Ceylon cinnamon is used for indigestion (dyspepsia), diarrhea, diabetes, obesity, and other conditions, but there is no good scientific evidence to support these uses.
In foods, cinnamon is used as a spice and as a flavoring agent in beverages.
In manufacturing, cinnamon oil is used in small amounts in toothpaste, mouthwashes, gargles, lotions, liniments, soaps, detergents, and other pharmaceutical products and cosmetics.
How does it work ?
There are also ingredients in Ceylon cinnamon called tannins that might help wounds by acting as an astringent, and also prevent diarrhea.
Uses & Effectiveness ?
Possibly Ineffective for
- Diabetes. Early research shows that taking Ceylon cinnamon daily does not lower blood sugar in people with well-controlled diabetes. There is weak evidence that it might help people with poorly controlled diabetes. But higher quality research is needed to confirm.
- Obesity. Taking Ceylon cinnamon every day for 2-3 months does not seem to decrease body weight.
Insufficient Evidence for
- Menstrual cramps (dysmenorrhea). Early research shows that taking Ceylon cinnamon for the first 3 days of menstruation may improve pain in women with menstrual cramps.
- Hay fever. Using a nasal spray containing Ceylon cinnamon might improve symptoms of hay fever.
- Swelling (inflammation) and sores inside the mouth (oral mucositis).

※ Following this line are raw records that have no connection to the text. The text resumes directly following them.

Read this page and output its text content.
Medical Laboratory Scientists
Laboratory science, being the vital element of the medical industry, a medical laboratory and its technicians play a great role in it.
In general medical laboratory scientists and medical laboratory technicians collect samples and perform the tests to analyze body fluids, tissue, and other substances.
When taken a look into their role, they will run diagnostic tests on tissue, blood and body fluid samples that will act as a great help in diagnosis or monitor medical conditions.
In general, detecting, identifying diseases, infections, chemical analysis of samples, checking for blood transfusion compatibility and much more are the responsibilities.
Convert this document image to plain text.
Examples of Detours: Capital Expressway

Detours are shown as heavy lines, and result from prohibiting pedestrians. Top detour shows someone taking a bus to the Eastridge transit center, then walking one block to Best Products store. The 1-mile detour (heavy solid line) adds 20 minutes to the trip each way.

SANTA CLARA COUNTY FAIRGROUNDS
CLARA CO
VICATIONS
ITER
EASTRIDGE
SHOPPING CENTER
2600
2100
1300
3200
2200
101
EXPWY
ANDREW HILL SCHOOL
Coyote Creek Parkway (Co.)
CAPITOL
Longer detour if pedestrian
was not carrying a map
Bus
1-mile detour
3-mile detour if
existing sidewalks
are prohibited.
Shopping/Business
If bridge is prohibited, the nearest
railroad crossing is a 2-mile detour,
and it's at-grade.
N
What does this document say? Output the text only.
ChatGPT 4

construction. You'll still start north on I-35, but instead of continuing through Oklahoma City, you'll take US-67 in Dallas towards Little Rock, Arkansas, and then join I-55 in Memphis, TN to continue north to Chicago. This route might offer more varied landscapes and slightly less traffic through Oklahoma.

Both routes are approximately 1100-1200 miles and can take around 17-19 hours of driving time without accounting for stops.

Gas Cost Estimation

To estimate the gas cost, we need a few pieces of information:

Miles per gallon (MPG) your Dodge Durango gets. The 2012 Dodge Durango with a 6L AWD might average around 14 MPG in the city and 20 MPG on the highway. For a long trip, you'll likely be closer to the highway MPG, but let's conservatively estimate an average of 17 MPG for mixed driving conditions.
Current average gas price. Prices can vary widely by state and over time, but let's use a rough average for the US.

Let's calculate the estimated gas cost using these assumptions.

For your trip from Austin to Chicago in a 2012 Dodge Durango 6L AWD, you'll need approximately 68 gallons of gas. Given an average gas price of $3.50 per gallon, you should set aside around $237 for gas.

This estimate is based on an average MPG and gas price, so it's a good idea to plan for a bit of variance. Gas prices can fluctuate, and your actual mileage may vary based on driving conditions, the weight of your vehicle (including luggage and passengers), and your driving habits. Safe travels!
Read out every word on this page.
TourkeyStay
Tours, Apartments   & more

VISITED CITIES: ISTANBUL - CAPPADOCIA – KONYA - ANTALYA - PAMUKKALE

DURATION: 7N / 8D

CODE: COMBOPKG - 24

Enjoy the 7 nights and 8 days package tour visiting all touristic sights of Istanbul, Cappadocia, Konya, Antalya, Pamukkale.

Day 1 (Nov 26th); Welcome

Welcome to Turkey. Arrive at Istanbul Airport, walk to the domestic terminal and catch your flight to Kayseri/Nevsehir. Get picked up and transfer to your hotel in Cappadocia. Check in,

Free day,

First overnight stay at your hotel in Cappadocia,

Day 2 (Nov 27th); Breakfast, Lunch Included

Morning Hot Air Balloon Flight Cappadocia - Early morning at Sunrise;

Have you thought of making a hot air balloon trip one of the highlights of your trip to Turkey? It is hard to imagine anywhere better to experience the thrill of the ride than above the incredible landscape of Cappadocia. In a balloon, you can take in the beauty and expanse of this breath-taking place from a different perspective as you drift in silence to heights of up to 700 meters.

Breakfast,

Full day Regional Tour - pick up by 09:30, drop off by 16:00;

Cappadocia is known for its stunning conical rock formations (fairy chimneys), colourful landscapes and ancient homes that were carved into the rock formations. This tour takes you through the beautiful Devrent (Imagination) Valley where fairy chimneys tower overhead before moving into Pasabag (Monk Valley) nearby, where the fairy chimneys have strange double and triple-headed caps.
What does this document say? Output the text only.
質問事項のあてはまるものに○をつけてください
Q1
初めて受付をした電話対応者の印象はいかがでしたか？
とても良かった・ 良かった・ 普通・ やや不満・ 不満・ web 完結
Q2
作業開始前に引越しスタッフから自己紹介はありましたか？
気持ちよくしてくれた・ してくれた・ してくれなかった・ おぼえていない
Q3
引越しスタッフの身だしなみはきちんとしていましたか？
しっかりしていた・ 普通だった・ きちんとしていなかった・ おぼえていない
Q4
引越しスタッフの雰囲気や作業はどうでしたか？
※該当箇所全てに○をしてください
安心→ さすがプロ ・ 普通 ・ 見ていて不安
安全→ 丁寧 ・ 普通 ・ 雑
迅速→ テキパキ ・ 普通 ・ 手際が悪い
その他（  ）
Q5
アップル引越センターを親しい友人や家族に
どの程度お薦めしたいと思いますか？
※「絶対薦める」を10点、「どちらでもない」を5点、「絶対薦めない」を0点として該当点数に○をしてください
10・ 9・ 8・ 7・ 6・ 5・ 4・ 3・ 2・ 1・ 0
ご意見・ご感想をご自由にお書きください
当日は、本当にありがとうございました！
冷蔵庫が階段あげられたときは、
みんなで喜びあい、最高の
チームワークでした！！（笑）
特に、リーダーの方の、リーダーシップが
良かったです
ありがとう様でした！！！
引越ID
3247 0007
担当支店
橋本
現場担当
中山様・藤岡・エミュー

Early research shows that rinsing the mouth with 10 mL of mouthwash containing Ceylon cinnamon leaf oil helps prevent mouth sores in some people with dentures.
- Thrush. Early research shows that taking lozenges containing Ceylon cinnamon for one week improves thrush in some people with HIV. But it doesn't seem to help everyone.
- A hormonal disorder that causes enlarged ovaries with cysts (polycystic ovary syndrome or PCOS). Some early research shows that taking Ceylon cinnamon reduces insulin resistance in women with PCOS. But it doesn't appear to improve fasting blood sugar levels, blood fat levels, weight, or body mass index. Other research shows that taking Ceylon cinnamon along with other herbal ingredients for 3 months leads to regular periods, improves the chances of conception, lowers blood pressure, improves quality of life, and decreases symptoms of depression, anxiety, and stress in overweight women with PCOS. It's unclear if the effects of the combination supplement are due to Ceylon cinnamon, other ingredients, or the combination.
- Illness from a Salmonella bacteria infection (salmonellosis). Consuming Ceylon cinnamon might help treat a salmonella infection.
- A long-term disorder of the large intestines that causes stomach pain (irritable bowel syndrome or IBS).
- Appetite stimulation.
- Common cold.
- Early orgasm in men (premature ejaculation).
- Flu (influenza).
- Gas (flatulence).
- Indigestion (dyspepsia).
- Infection of the intestines by parasites.
- Other conditions.
Special Precautions and Warnings
Breast-feeding: Ceylon cinnamon is LIKELY SAFE when taken in food amounts during breast-feeding. Not enough is known about the safety of taking larger amounts. Stay on the safe side and stick to food amounts.
Diabetes: Ceylon cinnamon might lower blood sugar in people with type 2 diabetes or prediabetes. Watch for signs of low blood sugar (hypoglycemia) and monitor your blood sugar carefully if you have diabetes and use Ceylon cinnamon.
Low blood pressure: Ceylon cinnamon might lower blood pressure. Taking Ceylon cinnamon might cause blood pressure to drop too low in people who already have low blood pressure.
Surgery: Ceylon cinnamon can affect blood pressure and blood sugar levels and might interfere with blood pressure and blood sugar control during and after surgery. Stop taking cinnamon at least 2 weeks before a scheduled surgery.
Medications for diabetes (Antidiabetes drugs) interacts with CEYLON CINNAMON
Cinnamon bark might decrease blood sugar. Diabetes medications are also used to lower blood sugar. Taking cinnamon bark along with diabetes medications might cause your blood sugar to go too low. Monitor your blood sugar closely. The dose of your diabetes medication might need to be changed.
Some medications used for diabetes include glimepiride (Amaryl), glyburide (DiaBeta, Glynase PresTab, Micronase), insulin, pioglitazone (Actos), rosiglitazone (Avandia), chlorpropamide (Diabinese), glipizide (Glucotrol), tolbutamide (Orinase), and others.